The process of memorialization is painful. As much as we want something—architecture, art, landscape—to initiate acts of collective healing, there’s no balm other than the steps of grieving. Our present moment is still unbearably raw. I watch case numbers tick higher because of the BA.2 variant and read indictments of Trump supporters who stormed the Capitol on January 6, all against the backdrop of the war in Ukraine. News reports announce that Kyiv and Odesa residents stacked thousands of sandbags to protect civic monuments, symbols of cultural history and independence.
I’m reminded of a line by artist Robert Smithson, who in discussing entropy and the work of his 1966 contemporaries wrote, “Instead of causing us to remember the past like the old monuments, the new monuments seem to cause us to forget the future.” These new monuments, made out of plastic or light fixtures, not marble or granite, were indicative of his present moment, and rather than being built for the ages, were suspended in time.
Eagerness to make a memorial to those lives taken by the pandemic anticipates its end. It’s motivated by the need to mourn but also by the multiple polarizing desires to put things (protocols, lockdowns, illness, death) in the past so that we might get quickly to a COVID-free future—a return to normal that proves ever more elusive. Instead of monuments we are surrounded with entropic architectures.
Geoff Manaugh and Nicola Twilley begin their 2021 book Until Proven Safe with the description of an Econo Lodge sign painted black to indicate the use of the former motel as a quarantine site. They trace the snaking lines of yellow barricades used to cordon off infected neighborhoods in Wuhan, China, and draw parallels with the markings and battens used to isolate plague-infected households in 16th-century Italy.
But by and large, the impact of the pandemic on the built environment in the United States is a series of less ominous banalities. Outdoor dining sheds are weathered after another winter. Portable tents and vinyl signage assembled as testing sites still crop up in parking lots. Stickers and tape installed on floors and sidewalks two years ago to remind people to stand six feet apart are now peeling, gummy patches.

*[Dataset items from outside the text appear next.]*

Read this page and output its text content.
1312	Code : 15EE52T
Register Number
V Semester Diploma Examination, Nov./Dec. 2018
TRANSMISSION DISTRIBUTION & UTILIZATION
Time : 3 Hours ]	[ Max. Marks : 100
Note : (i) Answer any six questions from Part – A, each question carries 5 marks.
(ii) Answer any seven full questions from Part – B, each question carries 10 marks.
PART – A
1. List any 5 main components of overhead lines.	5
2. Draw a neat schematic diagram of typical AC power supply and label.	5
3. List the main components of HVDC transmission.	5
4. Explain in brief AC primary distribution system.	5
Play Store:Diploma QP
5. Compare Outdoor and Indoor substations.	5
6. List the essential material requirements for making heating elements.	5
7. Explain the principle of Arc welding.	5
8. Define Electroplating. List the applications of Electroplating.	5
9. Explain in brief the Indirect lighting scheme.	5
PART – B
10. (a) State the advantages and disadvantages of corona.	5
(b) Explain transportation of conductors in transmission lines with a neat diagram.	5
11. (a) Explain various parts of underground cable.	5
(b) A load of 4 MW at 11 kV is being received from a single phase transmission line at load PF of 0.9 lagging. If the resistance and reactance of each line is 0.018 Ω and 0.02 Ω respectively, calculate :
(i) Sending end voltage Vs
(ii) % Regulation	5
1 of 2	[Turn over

These are our everyday memorials. Small acts of memory that are more akin to artist Robert Smithson’s A Tour of the Monuments of Passaic, New Jersey, a celebration of crumbling infrastructure rather than heroic statuary. At some point, not now, an architectural vision for a monument may emerge and gain traction. But for now, remembrance is in smudged Plexiglas at the bodega register and empty hand sanitizer kiosks.